What a relief to start Roxane Gay’s Bad Feminist (2014) and find that I liked it. After struggling with her Difficult Women, I dreaded going down a dark hole. Not so. In fact, the first essay on privilege was refreshing. Yes, she is the first person I’ve ever read to address the difference between privileges that people have and whether that means they have a perfect life. Thank you.
In keeping with thanks, thank you to my friend, poet Paula Weld-Cary for her book, A Survivor’s Poems for the Earth and Its People: A Memoir in Verse. These touching and honest poems add to the collective healing that so many people need and deserve. Congratulations too!
Keeping up with some obits, one in The Economist (May 21) is for a 90-year-old man who witnessed the firebombing of Tokyo in 1945 by over 300 U.S. bombers that killed 100,000 and left a million homeless. He was 12 at the time and the event turned him into a pacifist who devoted seven decades to record what happened and teach others to end war.

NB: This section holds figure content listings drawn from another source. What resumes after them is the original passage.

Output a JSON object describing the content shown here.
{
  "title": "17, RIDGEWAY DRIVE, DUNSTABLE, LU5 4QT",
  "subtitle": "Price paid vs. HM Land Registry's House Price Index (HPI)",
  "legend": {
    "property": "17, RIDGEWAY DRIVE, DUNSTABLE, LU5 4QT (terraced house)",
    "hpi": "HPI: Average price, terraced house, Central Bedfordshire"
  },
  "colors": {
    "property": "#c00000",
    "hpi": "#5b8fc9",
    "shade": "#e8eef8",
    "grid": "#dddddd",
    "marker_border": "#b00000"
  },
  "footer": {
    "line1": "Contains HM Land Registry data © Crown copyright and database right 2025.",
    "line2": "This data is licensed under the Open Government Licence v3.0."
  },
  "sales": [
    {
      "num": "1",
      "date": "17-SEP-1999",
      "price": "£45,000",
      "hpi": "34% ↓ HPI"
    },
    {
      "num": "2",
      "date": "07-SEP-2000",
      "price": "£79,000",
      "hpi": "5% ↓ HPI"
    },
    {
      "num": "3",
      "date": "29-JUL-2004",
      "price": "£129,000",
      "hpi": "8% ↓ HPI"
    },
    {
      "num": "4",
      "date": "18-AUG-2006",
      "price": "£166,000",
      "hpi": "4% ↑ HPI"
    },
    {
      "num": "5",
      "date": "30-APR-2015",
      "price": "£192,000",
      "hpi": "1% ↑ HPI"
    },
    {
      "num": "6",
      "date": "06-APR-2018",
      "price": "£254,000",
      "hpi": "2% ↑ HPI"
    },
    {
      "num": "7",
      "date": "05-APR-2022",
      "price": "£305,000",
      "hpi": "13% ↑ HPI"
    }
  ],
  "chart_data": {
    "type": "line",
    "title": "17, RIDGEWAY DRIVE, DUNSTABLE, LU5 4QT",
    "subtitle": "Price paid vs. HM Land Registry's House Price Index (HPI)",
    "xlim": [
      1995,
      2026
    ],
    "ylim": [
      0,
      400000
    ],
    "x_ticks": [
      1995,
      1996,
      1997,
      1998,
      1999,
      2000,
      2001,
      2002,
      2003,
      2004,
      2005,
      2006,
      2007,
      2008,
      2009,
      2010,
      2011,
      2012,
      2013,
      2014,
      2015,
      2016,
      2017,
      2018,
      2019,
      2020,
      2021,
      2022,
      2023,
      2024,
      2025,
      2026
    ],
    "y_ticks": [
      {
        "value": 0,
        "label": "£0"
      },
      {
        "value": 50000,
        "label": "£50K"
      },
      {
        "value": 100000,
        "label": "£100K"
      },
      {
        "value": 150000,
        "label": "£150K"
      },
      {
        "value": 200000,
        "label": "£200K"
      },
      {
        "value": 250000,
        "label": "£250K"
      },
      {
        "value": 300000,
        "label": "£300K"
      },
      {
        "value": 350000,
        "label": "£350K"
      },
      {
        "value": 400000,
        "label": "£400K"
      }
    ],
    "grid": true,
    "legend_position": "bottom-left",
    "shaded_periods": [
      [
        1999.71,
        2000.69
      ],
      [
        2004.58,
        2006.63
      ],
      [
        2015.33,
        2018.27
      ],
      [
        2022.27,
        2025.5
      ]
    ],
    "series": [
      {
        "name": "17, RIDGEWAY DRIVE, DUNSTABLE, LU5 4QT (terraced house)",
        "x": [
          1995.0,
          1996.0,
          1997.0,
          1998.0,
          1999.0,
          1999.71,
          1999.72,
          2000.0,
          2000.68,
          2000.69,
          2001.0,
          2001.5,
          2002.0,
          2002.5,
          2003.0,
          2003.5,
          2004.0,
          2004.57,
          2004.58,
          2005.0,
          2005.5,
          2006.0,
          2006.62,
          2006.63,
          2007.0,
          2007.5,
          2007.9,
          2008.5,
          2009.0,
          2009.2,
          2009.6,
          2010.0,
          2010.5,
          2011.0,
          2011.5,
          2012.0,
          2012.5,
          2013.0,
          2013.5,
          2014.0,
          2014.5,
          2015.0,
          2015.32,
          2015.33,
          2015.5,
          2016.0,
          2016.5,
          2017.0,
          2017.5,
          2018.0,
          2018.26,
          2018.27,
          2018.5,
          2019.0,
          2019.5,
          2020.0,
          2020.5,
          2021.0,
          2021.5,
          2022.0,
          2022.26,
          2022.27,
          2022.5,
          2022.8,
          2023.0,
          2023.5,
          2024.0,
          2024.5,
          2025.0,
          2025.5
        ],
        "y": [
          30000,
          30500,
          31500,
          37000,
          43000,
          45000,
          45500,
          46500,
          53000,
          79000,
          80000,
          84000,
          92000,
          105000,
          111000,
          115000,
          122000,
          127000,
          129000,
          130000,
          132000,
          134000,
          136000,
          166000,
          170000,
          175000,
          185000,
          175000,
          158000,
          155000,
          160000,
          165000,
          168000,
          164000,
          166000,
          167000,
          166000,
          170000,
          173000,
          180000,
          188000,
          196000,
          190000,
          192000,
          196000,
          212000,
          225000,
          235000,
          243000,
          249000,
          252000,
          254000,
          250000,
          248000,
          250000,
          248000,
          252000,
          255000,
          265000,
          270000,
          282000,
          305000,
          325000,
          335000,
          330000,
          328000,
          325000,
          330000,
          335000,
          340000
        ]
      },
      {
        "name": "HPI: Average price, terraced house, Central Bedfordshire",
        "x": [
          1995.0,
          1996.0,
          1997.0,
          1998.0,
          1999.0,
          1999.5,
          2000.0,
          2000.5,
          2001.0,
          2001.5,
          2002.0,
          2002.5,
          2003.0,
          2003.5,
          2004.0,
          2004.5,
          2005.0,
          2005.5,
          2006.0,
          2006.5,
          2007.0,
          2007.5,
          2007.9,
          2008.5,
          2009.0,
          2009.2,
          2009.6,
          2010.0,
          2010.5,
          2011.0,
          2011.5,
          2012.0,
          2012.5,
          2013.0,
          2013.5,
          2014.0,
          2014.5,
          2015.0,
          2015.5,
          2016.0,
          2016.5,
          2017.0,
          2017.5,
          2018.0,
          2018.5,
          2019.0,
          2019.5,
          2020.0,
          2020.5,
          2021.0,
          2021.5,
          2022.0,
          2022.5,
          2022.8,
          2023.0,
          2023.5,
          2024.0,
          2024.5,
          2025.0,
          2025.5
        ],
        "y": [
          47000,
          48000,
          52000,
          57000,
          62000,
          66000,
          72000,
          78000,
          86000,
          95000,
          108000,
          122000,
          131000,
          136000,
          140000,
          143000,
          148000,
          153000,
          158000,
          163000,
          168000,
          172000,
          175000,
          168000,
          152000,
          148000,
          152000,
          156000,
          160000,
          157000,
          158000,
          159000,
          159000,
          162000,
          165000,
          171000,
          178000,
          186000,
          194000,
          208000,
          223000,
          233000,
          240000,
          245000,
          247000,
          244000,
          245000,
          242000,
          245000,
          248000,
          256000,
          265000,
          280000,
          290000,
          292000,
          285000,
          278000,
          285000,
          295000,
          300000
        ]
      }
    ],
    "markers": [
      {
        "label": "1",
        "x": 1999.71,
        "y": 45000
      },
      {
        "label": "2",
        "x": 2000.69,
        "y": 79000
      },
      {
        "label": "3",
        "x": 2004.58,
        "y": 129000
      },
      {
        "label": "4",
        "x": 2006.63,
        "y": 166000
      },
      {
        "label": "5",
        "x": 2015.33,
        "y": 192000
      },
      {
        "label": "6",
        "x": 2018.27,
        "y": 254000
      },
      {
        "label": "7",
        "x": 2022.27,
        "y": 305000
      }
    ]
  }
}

The other, (May 14) was for a 91-year-old man who was much harder to admire. This son of an Italian immigrant and American mother, grew up in the North Bronx and learned to use a camera in the Air Force during the Korean War. Taking photos of celebrities for the base newspaper led him to make money afterward at premiers and parties in California. His not-so-great claim to fame was as a relentless paparazzi who was court ordered to stay away from Jackie Kennedy and didn’t. He started the trend of celebrity hounding, had an archive in his mansion with three million pictures, some of which, including his most famous print of Jackie, are in the Museum of Modern Art. Hmm.